И чем они ее так взяли? Непонятно. Но взяли намертво и сильно. Они судили о литературе, но сами не писали... "Вот если б я была писателем! Таким, как этот Фолкнер!" Дурацкие мечты. Под дождь попала с тонкой, шли из парка. Единственная и последняя возможность! Хотя прозрачные струи дождя качались как цепочки, а лужи были теплые, живые, у Ларичевой ком в горле никак не проходил. Все то, что в Ларичевой - тонкой было скучно. Все то, что в тонкой - Ларичевой было недоступно.

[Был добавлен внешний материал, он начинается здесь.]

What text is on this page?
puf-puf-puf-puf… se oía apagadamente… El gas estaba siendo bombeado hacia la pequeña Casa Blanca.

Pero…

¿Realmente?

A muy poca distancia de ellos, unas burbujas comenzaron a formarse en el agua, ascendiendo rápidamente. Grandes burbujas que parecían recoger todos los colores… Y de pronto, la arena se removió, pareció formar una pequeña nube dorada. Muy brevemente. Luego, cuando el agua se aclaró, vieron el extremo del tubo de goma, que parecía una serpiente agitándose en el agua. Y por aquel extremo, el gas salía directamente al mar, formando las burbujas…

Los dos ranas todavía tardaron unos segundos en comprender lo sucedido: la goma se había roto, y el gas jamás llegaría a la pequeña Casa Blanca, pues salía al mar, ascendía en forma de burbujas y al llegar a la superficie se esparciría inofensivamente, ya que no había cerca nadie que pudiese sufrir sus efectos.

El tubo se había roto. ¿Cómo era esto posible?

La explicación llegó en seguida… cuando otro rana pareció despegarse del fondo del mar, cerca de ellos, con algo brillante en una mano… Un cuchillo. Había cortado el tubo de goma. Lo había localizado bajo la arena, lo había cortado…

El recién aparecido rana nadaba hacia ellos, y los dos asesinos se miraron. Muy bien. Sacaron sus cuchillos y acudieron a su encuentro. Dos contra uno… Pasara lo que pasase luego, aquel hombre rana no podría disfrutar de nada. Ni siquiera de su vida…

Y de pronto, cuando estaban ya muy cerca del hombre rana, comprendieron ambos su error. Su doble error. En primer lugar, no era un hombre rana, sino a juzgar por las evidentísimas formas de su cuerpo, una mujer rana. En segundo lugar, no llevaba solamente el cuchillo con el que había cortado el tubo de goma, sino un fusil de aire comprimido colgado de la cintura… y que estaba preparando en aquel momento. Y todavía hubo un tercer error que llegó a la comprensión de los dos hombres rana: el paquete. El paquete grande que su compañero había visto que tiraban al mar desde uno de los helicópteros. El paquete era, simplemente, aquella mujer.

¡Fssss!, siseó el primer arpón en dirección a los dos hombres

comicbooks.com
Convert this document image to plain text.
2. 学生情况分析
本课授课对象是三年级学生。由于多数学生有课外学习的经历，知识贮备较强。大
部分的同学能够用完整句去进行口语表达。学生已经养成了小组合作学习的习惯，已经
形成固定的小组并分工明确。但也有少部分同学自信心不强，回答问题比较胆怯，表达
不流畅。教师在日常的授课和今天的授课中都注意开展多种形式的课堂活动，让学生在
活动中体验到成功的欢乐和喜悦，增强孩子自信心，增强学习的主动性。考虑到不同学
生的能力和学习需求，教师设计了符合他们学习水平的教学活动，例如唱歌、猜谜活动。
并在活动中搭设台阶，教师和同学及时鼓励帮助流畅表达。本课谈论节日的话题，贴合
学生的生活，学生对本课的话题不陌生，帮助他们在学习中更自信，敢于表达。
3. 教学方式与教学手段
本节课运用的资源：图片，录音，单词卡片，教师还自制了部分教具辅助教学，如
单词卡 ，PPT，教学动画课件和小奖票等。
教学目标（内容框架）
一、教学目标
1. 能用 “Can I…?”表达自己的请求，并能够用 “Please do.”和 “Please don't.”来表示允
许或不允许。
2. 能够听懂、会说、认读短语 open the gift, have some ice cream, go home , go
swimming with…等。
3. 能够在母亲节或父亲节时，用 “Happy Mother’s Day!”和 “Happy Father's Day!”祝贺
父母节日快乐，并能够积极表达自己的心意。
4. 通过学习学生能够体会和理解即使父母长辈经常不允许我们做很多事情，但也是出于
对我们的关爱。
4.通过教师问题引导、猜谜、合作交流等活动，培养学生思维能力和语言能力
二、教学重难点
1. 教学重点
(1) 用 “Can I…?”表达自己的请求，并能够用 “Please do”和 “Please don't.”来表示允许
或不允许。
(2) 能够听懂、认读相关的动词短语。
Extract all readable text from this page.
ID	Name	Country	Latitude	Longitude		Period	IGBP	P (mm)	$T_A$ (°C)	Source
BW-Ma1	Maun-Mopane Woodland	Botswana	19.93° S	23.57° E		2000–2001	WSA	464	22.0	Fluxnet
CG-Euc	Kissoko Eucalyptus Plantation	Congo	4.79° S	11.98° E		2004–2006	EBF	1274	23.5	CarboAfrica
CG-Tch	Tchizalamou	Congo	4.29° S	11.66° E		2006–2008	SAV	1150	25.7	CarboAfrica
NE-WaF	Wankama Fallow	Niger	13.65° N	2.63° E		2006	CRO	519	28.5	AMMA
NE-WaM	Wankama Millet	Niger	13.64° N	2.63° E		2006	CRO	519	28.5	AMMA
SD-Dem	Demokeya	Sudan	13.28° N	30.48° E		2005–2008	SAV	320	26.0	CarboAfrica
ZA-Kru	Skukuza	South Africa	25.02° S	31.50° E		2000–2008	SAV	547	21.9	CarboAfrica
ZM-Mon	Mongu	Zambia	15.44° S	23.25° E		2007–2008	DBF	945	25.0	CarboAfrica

Они все время пили и курили, и Ларичевой захотелось научиться. Она хватнула дым и проглотила, а потом как стало выворачивать ее, как застучало пульсом, точно молотом. Никак, никак не удалось и это, судьба была настолько против, что Ларичева сильно отравилось. И больше никогда потом курить не пробовала, а кто курил - смотрела, онемев от страха.

К ним приезжали из Москвы богемные ребята, и на обычной длинной вечеринке Ларичева вдруг услышала задавленные крики. Пошла, крадучись, шарила по коридорам. Когда уж стала различать слова, скользнула в дверь... Кричала и металась вовсе голенькая гостья, над ней навис, почти ломая руки, незнакомец. Она звала на помощь! Побежала, испугавшись, за тонкой, но та лишь брови подняла: "Ты ненормальная? Потише".

Над Ларичевой все смеялись до икоты, потом опять пошли пластинки, и они, чокаясь кружками, сделанными из оплавленных зеленых бутылок, негромко подпевали "жил-был я... стоит ли об этом!" Они считали себя особым поколением. Голенькая гостья как ни в чем ни бывало уже сидела пила, и хмурясь, грозила кулаком: "Кабы не эта б... власть, я половиной Москвы бы уже владела". В ответ лишь усмехались: "Мы-то свою антисоветчину выстрадали, а вот ты..." Говорили, что г-н Никольский напечатал поз-зорную статью, зато "наш критик" - блестящий, блестящий ум (это был тот, рыжий, который дразнил Ларичеву за коленки), но больше всего они вспоминали своего друга, англичанина Роберта, которого очень любили.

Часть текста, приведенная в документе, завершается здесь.